The younger Nacimiento Formation, deposited on top of the Ojo Alamo Sandstone, likely represents the same river system, but with a significant decrease in sedimentation rates.

The assumption is often made that the modern basin largely represents the intact basin present during the deposition of these units. However, the lack of large amounts of finer grained sediments such as silts and clays in the Ojo Alamo Sandstone suggests that these sediments were carried through the basin and deposited beyond it, and have since eroded away. The modern basin is not the perfectly preserved basin of 65 million years ago.

Two hypotheses have been proposed to explain this loss of fine muddy material: either the river shifted to the east through time and deposited silts and clays that have since been removed, or the sandstone actually represents the coalescing of multiple roughly parallel streams draining rapidly uplifting areas and depositing silts and clays beyond the basin. Which hypothesis is correct will only be resolved with additional dating of sediments to see if any patterns in age exist.

For Hobbs, the Ojo Alamo Sandstone remains a target for future research. While working in the field, he discovered highly contorted beds that may be paleoseismites, records of ancient earthquakes that shook the area, disrupting the soft sediments before they became stone.

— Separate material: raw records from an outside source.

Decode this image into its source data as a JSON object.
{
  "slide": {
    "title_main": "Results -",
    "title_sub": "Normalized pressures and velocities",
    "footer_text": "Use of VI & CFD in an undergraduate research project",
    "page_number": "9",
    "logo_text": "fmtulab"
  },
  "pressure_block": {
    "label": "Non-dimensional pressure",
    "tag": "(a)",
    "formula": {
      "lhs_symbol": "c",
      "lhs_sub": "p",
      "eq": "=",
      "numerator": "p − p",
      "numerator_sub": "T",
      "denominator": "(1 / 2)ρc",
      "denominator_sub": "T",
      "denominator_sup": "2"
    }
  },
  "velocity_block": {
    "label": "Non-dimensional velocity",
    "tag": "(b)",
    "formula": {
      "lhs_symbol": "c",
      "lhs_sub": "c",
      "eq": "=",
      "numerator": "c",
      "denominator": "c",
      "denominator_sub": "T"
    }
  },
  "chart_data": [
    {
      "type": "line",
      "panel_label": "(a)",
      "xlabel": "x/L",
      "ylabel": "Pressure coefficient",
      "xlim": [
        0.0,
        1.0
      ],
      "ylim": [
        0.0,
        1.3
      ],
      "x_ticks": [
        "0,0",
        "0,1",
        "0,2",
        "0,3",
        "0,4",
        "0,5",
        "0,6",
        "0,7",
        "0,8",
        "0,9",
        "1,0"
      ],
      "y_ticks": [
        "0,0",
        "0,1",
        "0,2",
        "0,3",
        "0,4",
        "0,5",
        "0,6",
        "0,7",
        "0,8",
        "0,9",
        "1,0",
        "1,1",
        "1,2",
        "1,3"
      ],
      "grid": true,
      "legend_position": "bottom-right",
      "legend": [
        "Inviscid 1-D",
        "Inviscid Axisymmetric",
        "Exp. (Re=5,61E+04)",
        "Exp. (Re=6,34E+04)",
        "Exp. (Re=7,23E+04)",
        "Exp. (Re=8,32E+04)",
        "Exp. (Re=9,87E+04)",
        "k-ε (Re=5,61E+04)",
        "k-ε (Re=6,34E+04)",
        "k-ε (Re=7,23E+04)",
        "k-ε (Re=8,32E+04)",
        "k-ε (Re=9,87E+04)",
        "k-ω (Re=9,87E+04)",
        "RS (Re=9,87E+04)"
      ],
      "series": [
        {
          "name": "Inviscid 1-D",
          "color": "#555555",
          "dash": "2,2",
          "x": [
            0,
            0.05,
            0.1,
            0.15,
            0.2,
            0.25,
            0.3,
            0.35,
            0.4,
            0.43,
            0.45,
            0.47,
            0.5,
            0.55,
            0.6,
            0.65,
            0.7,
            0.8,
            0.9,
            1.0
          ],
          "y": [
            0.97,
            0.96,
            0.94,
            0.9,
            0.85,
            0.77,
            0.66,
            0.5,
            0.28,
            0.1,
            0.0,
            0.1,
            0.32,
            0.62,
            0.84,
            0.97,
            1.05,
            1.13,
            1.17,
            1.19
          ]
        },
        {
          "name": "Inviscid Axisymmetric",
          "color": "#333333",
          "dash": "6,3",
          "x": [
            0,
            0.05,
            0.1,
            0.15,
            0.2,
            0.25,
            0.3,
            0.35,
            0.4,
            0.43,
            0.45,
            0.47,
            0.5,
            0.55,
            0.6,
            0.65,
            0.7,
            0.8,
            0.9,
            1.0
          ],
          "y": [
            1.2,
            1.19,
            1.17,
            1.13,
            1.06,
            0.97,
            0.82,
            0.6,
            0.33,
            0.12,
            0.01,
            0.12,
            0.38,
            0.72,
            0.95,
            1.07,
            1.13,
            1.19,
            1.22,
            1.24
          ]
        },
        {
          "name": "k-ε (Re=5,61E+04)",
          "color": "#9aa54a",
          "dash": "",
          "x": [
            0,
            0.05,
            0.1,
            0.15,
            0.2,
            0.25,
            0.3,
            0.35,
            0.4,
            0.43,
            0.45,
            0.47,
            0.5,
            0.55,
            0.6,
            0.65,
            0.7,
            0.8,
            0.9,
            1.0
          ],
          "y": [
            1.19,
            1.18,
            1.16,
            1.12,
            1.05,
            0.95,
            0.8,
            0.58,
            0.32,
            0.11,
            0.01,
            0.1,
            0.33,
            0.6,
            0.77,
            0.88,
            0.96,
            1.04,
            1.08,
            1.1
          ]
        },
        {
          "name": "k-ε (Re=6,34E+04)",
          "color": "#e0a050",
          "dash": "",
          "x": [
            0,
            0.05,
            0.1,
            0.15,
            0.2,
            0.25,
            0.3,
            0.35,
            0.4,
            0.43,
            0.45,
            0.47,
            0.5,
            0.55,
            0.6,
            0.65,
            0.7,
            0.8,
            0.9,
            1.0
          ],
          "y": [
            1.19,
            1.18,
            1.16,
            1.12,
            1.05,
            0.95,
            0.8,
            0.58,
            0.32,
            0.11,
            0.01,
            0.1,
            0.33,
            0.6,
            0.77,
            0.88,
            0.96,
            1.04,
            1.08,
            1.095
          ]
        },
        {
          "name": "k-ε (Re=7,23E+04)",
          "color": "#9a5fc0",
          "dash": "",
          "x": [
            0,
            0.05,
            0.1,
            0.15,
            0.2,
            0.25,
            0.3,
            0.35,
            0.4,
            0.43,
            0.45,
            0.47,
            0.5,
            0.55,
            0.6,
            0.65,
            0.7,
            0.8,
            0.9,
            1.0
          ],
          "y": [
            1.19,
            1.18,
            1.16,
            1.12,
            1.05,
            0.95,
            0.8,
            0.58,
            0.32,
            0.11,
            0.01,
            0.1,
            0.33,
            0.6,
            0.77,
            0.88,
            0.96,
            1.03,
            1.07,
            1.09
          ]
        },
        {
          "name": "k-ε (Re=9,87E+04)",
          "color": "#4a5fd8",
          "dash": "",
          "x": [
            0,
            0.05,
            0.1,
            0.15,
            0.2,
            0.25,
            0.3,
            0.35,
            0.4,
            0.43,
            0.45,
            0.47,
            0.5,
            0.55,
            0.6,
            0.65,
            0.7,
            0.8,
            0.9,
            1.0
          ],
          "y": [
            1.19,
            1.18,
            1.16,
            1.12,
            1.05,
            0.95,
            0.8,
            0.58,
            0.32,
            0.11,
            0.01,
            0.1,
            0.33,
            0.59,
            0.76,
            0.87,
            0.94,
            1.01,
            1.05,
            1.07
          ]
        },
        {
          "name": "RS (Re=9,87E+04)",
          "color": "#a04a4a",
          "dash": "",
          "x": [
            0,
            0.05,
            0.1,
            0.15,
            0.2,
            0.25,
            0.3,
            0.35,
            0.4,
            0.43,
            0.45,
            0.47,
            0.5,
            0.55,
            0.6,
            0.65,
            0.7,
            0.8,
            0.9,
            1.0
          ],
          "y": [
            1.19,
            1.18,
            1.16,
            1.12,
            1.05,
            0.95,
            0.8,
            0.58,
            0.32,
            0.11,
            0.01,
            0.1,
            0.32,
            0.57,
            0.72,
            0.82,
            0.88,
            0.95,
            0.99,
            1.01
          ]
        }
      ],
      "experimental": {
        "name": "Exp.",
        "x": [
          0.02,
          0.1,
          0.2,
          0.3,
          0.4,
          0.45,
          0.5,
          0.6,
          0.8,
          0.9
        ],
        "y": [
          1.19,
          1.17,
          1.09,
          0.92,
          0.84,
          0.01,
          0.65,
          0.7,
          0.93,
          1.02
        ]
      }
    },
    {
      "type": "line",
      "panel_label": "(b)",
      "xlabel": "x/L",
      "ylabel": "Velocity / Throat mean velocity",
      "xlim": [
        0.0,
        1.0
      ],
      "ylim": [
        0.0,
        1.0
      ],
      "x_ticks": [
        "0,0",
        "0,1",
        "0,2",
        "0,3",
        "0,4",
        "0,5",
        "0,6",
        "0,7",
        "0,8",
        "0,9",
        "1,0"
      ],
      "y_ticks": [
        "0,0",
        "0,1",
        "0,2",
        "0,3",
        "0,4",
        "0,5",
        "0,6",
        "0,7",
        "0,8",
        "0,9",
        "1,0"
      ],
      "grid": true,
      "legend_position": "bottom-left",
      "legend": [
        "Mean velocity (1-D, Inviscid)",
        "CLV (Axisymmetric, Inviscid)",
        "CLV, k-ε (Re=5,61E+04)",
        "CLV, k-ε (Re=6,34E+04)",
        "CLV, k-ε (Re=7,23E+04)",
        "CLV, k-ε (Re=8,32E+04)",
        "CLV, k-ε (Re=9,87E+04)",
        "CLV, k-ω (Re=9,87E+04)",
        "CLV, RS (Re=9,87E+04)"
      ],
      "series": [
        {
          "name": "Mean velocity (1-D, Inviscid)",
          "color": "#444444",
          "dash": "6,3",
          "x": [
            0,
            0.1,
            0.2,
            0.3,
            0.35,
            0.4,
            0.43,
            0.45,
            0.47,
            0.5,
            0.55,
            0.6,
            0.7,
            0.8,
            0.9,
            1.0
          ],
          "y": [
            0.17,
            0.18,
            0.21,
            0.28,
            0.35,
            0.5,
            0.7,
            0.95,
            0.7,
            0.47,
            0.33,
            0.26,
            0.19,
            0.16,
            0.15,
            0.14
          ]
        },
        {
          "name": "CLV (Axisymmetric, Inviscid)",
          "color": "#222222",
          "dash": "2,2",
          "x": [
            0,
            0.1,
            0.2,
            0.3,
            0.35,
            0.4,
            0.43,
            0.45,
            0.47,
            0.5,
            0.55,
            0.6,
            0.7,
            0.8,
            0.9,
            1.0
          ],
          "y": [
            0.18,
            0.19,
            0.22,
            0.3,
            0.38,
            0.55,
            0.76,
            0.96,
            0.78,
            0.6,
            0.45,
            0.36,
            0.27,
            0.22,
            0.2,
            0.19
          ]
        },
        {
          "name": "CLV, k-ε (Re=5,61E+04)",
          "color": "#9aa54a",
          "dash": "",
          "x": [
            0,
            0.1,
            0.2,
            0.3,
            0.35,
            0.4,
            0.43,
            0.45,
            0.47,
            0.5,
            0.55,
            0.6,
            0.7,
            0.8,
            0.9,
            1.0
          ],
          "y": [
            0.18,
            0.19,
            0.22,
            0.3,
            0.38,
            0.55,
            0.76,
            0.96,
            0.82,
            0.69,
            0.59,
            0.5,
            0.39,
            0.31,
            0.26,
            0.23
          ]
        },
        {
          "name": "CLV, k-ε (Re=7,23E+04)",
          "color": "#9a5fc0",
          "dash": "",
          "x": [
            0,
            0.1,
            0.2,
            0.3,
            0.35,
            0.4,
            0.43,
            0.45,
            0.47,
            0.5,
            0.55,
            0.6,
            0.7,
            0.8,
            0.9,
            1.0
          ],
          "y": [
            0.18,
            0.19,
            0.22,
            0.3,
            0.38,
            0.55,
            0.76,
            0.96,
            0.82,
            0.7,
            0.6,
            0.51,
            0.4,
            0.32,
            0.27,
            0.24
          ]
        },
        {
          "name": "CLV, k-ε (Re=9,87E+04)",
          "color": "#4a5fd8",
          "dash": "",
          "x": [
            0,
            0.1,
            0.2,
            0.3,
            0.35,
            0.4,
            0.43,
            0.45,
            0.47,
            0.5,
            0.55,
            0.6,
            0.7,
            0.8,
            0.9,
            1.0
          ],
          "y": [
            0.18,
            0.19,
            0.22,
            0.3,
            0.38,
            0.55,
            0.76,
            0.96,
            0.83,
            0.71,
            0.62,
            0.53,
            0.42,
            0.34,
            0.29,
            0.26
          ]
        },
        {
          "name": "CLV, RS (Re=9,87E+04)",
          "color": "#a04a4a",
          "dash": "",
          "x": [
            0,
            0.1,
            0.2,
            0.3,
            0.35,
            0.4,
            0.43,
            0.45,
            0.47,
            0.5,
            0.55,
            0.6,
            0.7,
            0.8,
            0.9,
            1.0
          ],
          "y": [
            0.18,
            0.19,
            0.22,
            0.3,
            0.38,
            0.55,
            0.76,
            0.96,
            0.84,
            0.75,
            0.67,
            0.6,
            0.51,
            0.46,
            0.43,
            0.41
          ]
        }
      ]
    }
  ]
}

“We are mapping the distribution and orientation of these features in order to learn more about sedimentary conditions, stress orientations, and seismic activity during the Paleogene Period 65 million years ago,” said Hobbs. “I look forward to coming years of working with Bureau of Geology colleagues, students, and other researchers to try to increase understanding of this corner of the Colorado Plateau.”